The Office of General Counsel issued the following opinion on April 17, 2008, representing the position of the New York State Insurance Department.
RE: Payment by insurance broker of referral fees to non-licensees
May a licensed insurance broker compensate a non-licensee for referrals made to the insurance broker?
Yes. Pursuant to N.Y. Ins. Law §§ 2114, 2115 and 2116 (McKinney Supp. 2008), a non-licensee may be compensated for referrals, provided that the non-licensee does not engage in discussions with the potential insureds regarding policy terms and conditions, and the payment of referral fees are not contingent upon the referred person purchasing a policy.
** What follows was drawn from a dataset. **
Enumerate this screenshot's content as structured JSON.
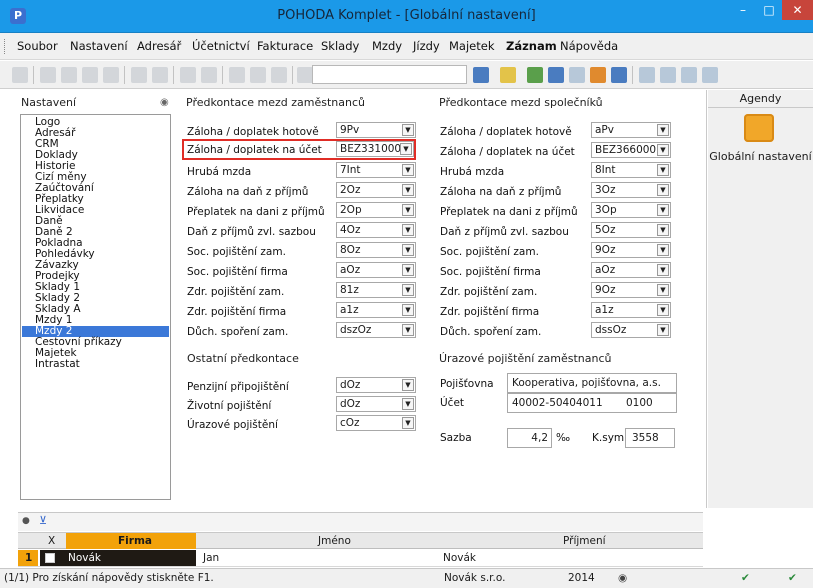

The inquirer represents a life insurance broker and asks whether the broker may compensate non-licensees for referring potential insureds to the insurance broker. In an attempt to give the client an answer, the inquirer reviewed Office of General Counsel (“OGC”) Opinion No. 06-08-06 (Aug. 3, 2006), as well as Insurance Law § 2116, from which the inquirer concludes that a licensed insurance broker may compensate a non-licensee for referrals as long as “the compensation of such referrals is not based upon the purchase of insurance by such person.”
The inquirer states that the broker “obviously” will be unwilling to compensate a non-licensee for any referrals unless they result in the sale of policies. The inquirer seeks clarification about restrictions on the payment of referral fees to non-licensees, and the circumstances under which an insurance broker may pay referral fees to a non-licensee.
Insurance Law §§ 2102 and 2116 are relevant to the inquiry. Insurance Law § 2102(a)(1) prohibits any person or entity from acting as an insurance producer1 without having the authority to do so. That provision states in pertinent part as follows:
No person, firm, association or corporation shall act as an insurance producer or insurance adjuster in this state without having authority to do so by virtue of a license issued and in force pursuant to the provisions of this chapter.
Insurance Law § 2116, which prohibits the compensation of any person, firm association or corporation for acting as an insurance broker without a license, reads as follows:
No insurer authorized to do business in this state, and no officer, agent or other representative thereof, shall pay any money or give any other thing of value to any person, firm, association or corporation for or because of his or its acting in this state as an insurance broker, unless such person, firm association or corporation is authorized so to act by virtue of a license issued or renewed pursuant to the provisions of section two thousand one hundred four of this article. For purposes of this section, “acting as insurance broker” shall not include the referral of a person to a licensed insurance agent or broker that does not include a discussion of specific insurance policy terms and conditions and where the compensation for referral is not based upon the purchase of insurance by such person. (Emphasis added.)2
The Insurance Law is clear, and the Department has consistently concluded, that a non-licensee may not receive compensation for any referrals that are contingent upon the purchase of policies by the referred persons. See e.g., OGC Opinion No. 07-04-14 (Apr. 27, 2007); OGC Opinion No. 06-11-23 (Nov. 29, 2006); OGC Opinion No. 05-07-27 (July 27, 2005). In such an arrangement, a non-licensee would be acting as an insurance broker or agent without a license, in violation of Insurance Law § 2102. See also Ins. Law §§ 2101(a)(1); 2116. Therefore, the payment of a referral fee to a non-licensee only where the “introductions bear fruit” would run afoul of the Insurance Law.
Further, if the inquirer’s client compensates non-licensees for acting as an insurance broker in violation of Insurance Law § 2116, the Superintendent could determine that the client is acting in an untrustworthy manner by facilitating unlicensed activities. See OGC Opinion No. 07-06-16 (June 18, 2007); OGC Opinion No. 06-09-08 (Sept. 15, 2006). Upon a finding of untrustworthiness, the Superintendent may, pursuant to Insurance Law § 2110, revoke, suspend, or refuse to renew an insurance broker’s license.
For further information, you may contact Senior Attorney Camielle A. Campbell at the New York City office.
1 “Insurance producer” is defined in Insurance Law § 2101(k) as “any insurance agent, insurance broker, reinsurance intermediary, excess lines broker, or any person required to be licensed under the laws of this state to sell, solicit or negotiate insurance.”
2 Insurance Law § 2114, which applies to life, accident and health insurance agents, and Insurance Law § 2115, which applies to property/casualty insurance agents, contain similar provisions.